Turning to Defendants' argument that there is no evidence of the commission of any unlawful act, we note that to be actionable, civil conspiracy must be based on an existing independent wrong or tort that would constitute a valid cause of action if committed by one actor. See, McGreevy v. Stroup, 413 F.3d 359, 371 (3d Cir. 2005); Boyanowski v. Capital Area Intermediate Unit, 215 F.3d 396, 405 (3d Cir. 2000) citing Nix v. Temple University, 408 Pa. Super. 369, 596 A.2d 1132, 1137 (1991) and Pelagatti v. Cohen, 370 Pa. Super. 422, 536 A.2d 1337, 1342 (1987); In re Orthopedic Bone Screw Products Liability Litigation, 193 F.3d 781, 789 (3d Cir. 1999).

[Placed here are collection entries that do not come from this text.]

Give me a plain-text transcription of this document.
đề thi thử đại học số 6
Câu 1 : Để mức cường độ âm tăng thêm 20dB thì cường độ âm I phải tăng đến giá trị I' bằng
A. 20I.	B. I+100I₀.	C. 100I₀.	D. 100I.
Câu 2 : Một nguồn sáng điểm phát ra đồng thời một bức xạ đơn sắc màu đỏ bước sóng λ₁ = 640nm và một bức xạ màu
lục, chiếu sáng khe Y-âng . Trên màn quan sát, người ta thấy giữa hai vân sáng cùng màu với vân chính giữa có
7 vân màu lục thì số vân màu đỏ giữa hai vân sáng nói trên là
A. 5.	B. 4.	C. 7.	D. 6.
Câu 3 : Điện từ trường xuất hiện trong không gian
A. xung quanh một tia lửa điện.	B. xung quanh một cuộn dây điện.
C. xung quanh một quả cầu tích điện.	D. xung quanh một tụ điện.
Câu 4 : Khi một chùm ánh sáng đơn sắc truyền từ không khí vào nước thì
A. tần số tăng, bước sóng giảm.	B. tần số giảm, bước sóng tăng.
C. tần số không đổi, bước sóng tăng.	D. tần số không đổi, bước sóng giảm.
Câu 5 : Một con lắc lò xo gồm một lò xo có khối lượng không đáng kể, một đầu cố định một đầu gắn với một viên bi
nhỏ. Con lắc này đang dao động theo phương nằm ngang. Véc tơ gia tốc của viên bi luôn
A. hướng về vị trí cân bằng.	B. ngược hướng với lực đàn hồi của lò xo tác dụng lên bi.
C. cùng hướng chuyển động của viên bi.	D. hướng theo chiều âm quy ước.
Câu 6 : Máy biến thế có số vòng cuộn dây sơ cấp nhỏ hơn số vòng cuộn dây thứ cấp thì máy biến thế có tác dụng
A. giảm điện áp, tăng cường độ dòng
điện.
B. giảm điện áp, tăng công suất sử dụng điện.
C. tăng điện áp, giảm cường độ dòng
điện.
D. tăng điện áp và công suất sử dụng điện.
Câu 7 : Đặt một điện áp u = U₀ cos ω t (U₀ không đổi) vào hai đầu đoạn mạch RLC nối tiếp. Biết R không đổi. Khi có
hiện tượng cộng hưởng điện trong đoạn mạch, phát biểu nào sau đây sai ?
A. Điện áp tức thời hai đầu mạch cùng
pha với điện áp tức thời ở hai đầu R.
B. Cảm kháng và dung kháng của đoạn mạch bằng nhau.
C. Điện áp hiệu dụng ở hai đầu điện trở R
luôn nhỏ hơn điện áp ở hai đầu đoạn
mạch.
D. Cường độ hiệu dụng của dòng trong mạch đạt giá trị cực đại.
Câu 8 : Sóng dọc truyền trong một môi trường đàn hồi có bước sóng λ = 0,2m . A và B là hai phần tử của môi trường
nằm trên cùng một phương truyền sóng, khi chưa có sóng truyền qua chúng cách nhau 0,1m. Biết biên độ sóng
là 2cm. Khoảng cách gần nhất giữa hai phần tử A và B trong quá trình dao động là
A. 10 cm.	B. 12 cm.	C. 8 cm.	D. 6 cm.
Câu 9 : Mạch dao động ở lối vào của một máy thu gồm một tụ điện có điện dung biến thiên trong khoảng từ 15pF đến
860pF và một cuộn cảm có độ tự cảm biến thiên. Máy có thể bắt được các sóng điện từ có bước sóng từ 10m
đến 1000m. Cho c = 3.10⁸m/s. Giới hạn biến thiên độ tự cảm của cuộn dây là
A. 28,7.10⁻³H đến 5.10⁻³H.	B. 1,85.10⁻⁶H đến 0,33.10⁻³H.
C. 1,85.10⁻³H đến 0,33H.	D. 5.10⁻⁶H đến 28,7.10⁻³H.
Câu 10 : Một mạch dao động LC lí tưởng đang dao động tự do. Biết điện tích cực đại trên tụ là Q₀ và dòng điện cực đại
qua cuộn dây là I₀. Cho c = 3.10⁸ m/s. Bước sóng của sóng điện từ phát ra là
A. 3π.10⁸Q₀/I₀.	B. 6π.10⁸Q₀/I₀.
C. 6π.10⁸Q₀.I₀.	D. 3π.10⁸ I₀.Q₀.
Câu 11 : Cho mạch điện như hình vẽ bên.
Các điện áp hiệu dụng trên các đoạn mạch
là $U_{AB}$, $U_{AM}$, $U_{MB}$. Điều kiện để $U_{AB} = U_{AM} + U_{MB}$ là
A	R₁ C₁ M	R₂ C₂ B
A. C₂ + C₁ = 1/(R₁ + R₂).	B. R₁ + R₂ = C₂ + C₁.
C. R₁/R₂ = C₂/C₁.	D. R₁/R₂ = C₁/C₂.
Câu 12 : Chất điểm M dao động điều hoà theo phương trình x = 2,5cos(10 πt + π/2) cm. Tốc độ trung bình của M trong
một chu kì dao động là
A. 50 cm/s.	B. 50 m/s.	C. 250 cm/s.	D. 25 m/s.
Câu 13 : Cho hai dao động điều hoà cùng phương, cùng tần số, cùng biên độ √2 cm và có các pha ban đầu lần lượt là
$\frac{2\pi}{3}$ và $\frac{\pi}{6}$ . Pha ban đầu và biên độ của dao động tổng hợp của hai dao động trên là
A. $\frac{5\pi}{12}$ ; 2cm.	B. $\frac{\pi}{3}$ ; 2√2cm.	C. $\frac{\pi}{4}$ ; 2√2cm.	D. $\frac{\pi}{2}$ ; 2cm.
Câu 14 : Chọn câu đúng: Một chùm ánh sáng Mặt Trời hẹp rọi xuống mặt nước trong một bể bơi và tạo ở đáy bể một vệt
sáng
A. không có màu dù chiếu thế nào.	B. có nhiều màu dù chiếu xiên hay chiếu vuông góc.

As we observed in our August 3, 2006 Memorandum Opinion the averments in Count IX "are extremely vague," but viewing them and the record evidence now before us in the light most favorable to Plaintiff, we find it conceivable that a jury could find that the defendants conspired to invade Plaintiff's privacy by making public certain information about her private relationship with the former Father Sharp. So saying, the defendants' motion for judgment in their favor on Count IX is denied.
We note that in our August 3, 2006 memorandum we theorized that Plaintiff may have been trying to allege that the defendants conspired to unlawfully discriminate against her. Given the Third Circuit's prediction that the Pennsylvania Supreme Court would require the dismissal of a civil conspiracy claim where the underlying tort was not shown, we recognize that our previous hypothesis may have been erroneous. Boyanski, 215 F.3d at 405-406. Regardless, as we find that Plaintiff has made a sufficient evidentiary showing to permit her claim for invasion of privacy to continue and as Count IX has been broadly pled, we shall permit Plaintiff to proceed under the theory that the defendants conspired to invade her privacy by publication of private facts.
For all of the foregoing reasons, the defendants' motions for summary judgment are denied pursuant to the attached order.
ORDER
AND NOW, this 1st day of October, 2007, upon consideration of the Defendants' Motions for Summary Judgment (Docket Nos. 48 and 49) and Plaintiff's Response thereto, it is hereby ORDERED that the Motions are GRANTED IN PART and DENIED IN PART and summary judgment is hereby entered in favor of all of the defendants as a matter of law on Counts VI and VII of the Plaintiff's First Amended Complaint.In all other respects, the motions are DENIED.